Project 3: Lesson Search with WordNet Expansion

import re
from nltk.corpus import wordnet as wn

lessons = [
    "Start Python from zero",
    "Begin machine learning with Python",
    "Introduction to Natural Language Processing",
    "HTML and CSS for beautiful web pages",
    "Deploy Angular website on GitHub Pages",
    "Text similarity using cosine similarity",
    "TF IDF search ranking in NLP"
]

def clean_words(text):
    return re.findall(r"[a-z]+", text.lower())

def expand_word(word):
    result = {word}

    for synset in wn.synsets(word):
        for lemma in synset.lemmas():
            result.add(lemma.name().lower().replace("_", " "))

    return result

def expand_text(text):
    expanded = set()

    for word in clean_words(text):
        expanded.update(expand_word(word))

    return expanded

def score(query, lesson):
    q = expand_text(query)
    l = expand_text(lesson)

    if not q or not l:
        return 0

    return len(q.intersection(l)) / len(q.union(l))

query = input("Search a lesson: ")

ranked = []

for lesson in lessons:
    ranked.append((lesson, score(query, lesson)))

ranked.sort(key=lambda item: item[1], reverse=True)

print("\nSearch:", query)
print("\nRanked lessons:")

for lesson, sc in ranked:
    print(round(sc, 3), "->", lesson)

Critical thinking

Limitations of WordNet-based meaning matching

Strengths

  • Good for definitions.
  • Good for synonyms and antonyms.
  • Good for showing multiple meanings.
  • Excellent for teaching word relationships.

Limitations

  • It may not understand modern slang.
  • It may not choose the correct meaning automatically.
  • Sentence meaning still needs context.
  • Advanced systems use embeddings and transformers later.

Practice

Embedded Python Editor

Paste the code examples into the editor. If your editor environment does not have NLTK installed, run locally on your computer or use a Python notebook environment that allows pip install nltk.

60% checkpoint

Revision Test

Why did we replace manual dictionaries?

Manual dictionaries are useful for beginners but too small. NLP modules like WordNet contain many word meanings and relationships.

What is NLTK?

NLTK is a Python library used for natural language processing tasks and learning.

What is WordNet?

WordNet is a lexical database of English words, meanings, relationships, definitions, synonyms, and antonyms.

What is a synset?

A synset is a group of words that share one meaning.

What is a lemma?

A lemma is a word form inside a synset.

How do we find synonyms in WordNet?

We collect lemma names from synsets of a word.
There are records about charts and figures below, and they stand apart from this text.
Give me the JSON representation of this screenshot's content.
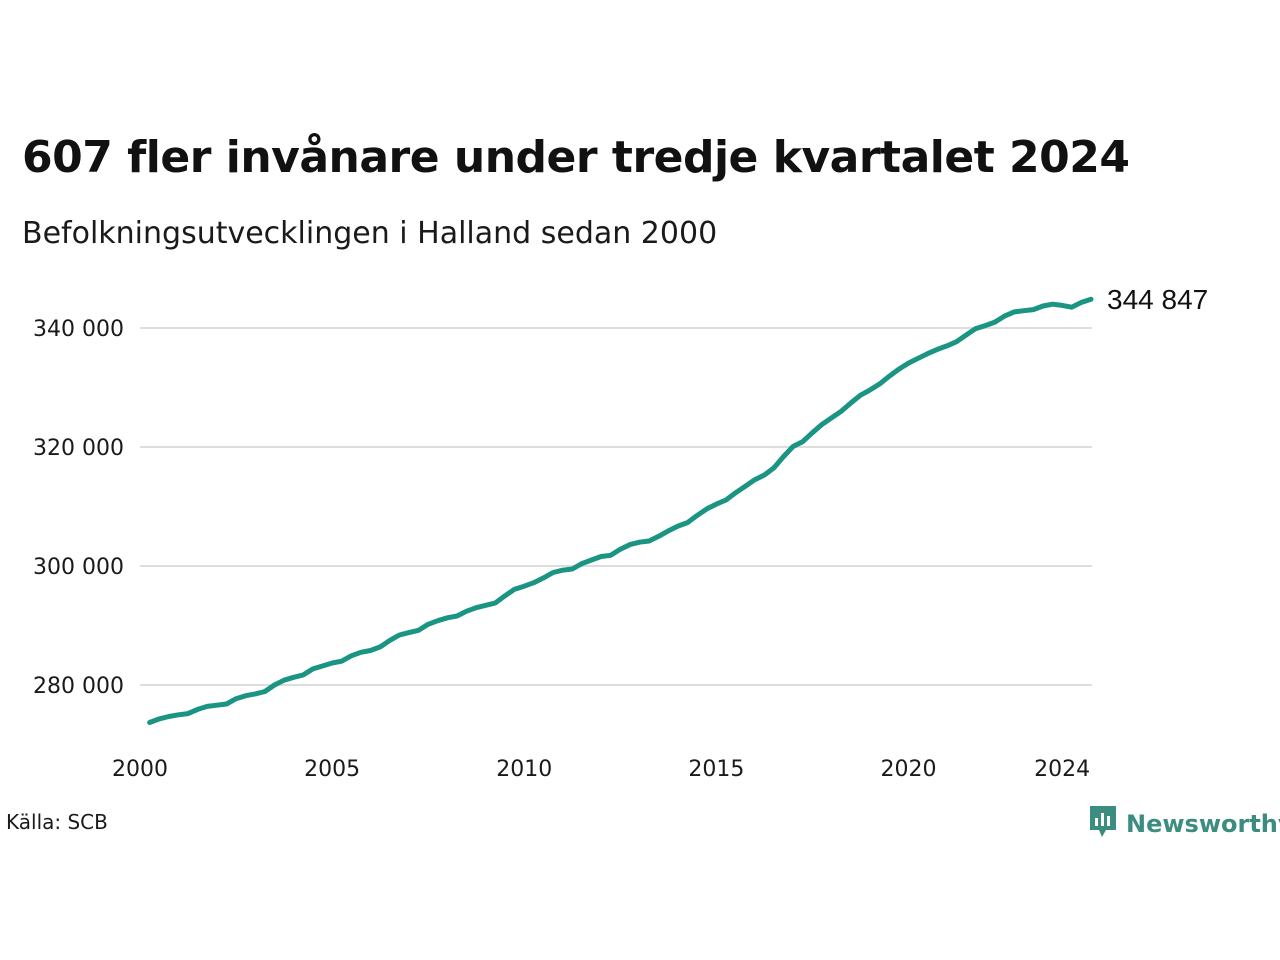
{
  "header": {
    "title": "607 fler invånare under tredje kvartalet 2024",
    "subtitle": "Befolkningsutvecklingen i Halland sedan 2000"
  },
  "footer": {
    "source": "Källa: SCB",
    "brand": "Newsworthy"
  },
  "colors": {
    "line": "#1a9483",
    "grid": "#dddddd",
    "brand": "#3a8d7f"
  },
  "icons": {
    "brand_logo": "newsworthy-logo-icon"
  },
  "chart_data": {
    "type": "line",
    "title": "607 fler invånare under tredje kvartalet 2024",
    "subtitle": "Befolkningsutvecklingen i Halland sedan 2000",
    "xlabel": "",
    "ylabel": "",
    "x_ticks": [
      2000,
      2005,
      2010,
      2015,
      2020,
      2024
    ],
    "y_ticks": [
      280000,
      300000,
      320000,
      340000
    ],
    "y_tick_labels": [
      "280 000",
      "300 000",
      "320 000",
      "340 000"
    ],
    "xlim": [
      2000,
      2024.75
    ],
    "ylim": [
      271000,
      349000
    ],
    "grid": "horizontal",
    "legend": "none",
    "end_label": "344 847",
    "series": [
      {
        "x": [
          2000.25,
          2000.5,
          2000.75,
          2001.0,
          2001.25,
          2001.5,
          2001.75,
          2002.0,
          2002.25,
          2002.5,
          2002.75,
          2003.0,
          2003.25,
          2003.5,
          2003.75,
          2004.0,
          2004.25,
          2004.5,
          2004.75,
          2005.0,
          2005.25,
          2005.5,
          2005.75,
          2006.0,
          2006.25,
          2006.5,
          2006.75,
          2007.0,
          2007.25,
          2007.5,
          2007.75,
          2008.0,
          2008.25,
          2008.5,
          2008.75,
          2009.0,
          2009.25,
          2009.5,
          2009.75,
          2010.0,
          2010.25,
          2010.5,
          2010.75,
          2011.0,
          2011.25,
          2011.5,
          2011.75,
          2012.0,
          2012.25,
          2012.5,
          2012.75,
          2013.0,
          2013.25,
          2013.5,
          2013.75,
          2014.0,
          2014.25,
          2014.5,
          2014.75,
          2015.0,
          2015.25,
          2015.5,
          2015.75,
          2016.0,
          2016.25,
          2016.5,
          2016.75,
          2017.0,
          2017.25,
          2017.5,
          2017.75,
          2018.0,
          2018.25,
          2018.5,
          2018.75,
          2019.0,
          2019.25,
          2019.5,
          2019.75,
          2020.0,
          2020.25,
          2020.5,
          2020.75,
          2021.0,
          2021.25,
          2021.5,
          2021.75,
          2022.0,
          2022.25,
          2022.5,
          2022.75,
          2023.0,
          2023.25,
          2023.5,
          2023.75,
          2024.0,
          2024.25,
          2024.5,
          2024.75
        ],
        "values": [
          273700,
          274300,
          274700,
          275000,
          275200,
          275900,
          276400,
          276600,
          276800,
          277700,
          278200,
          278500,
          278900,
          280000,
          280800,
          281300,
          281700,
          282700,
          283200,
          283700,
          284000,
          284900,
          285500,
          285800,
          286400,
          287500,
          288400,
          288800,
          289200,
          290200,
          290800,
          291300,
          291600,
          292400,
          293000,
          293400,
          293800,
          295000,
          296100,
          296600,
          297200,
          298000,
          298900,
          299300,
          299500,
          300400,
          301000,
          301600,
          301800,
          302800,
          303600,
          304000,
          304200,
          305000,
          305900,
          306700,
          307300,
          308500,
          309600,
          310400,
          311100,
          312300,
          313400,
          314500,
          315300,
          316500,
          318400,
          320100,
          320900,
          322400,
          323800,
          324900,
          326000,
          327400,
          328700,
          329600,
          330600,
          331900,
          333100,
          334100,
          334900,
          335700,
          336400,
          337000,
          337700,
          338800,
          339900,
          340400,
          341000,
          342000,
          342700,
          342900,
          343100,
          343700,
          344000,
          343800,
          343500,
          344300,
          344847
        ]
      }
    ]
  }
}
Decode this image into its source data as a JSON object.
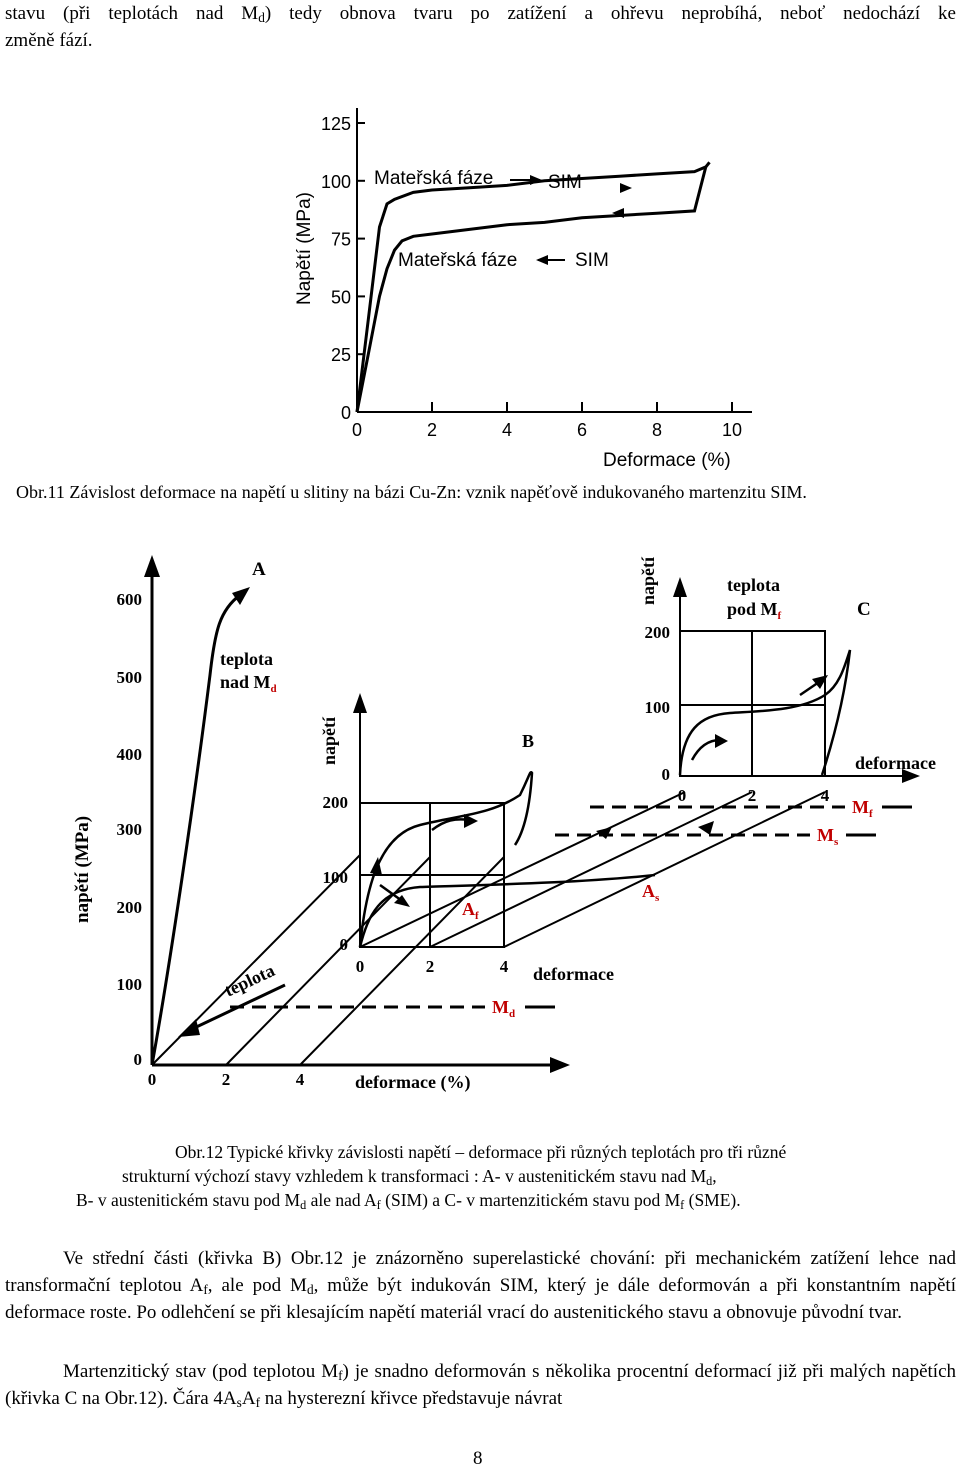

How do we find antonyms in WordNet?

We check antonyms attached to lemmas inside synsets.

Why is context important?

One word can have many meanings, such as light, bank, fast, and run.

Why is WordNet not enough for all modern NLP?

It is lexical and rule/resource-based. Modern systems often need embeddings and transformer models for deeper context.

What should students understand by 60%?

They should understand how to use real NLP modules to explore meanings, synonyms, antonyms, and basic sentence meaning.

One-Line Summary

At 60%, NLP moves beyond counting words and starts using real meaning resources such as NLTK WordNet to understand word relationships.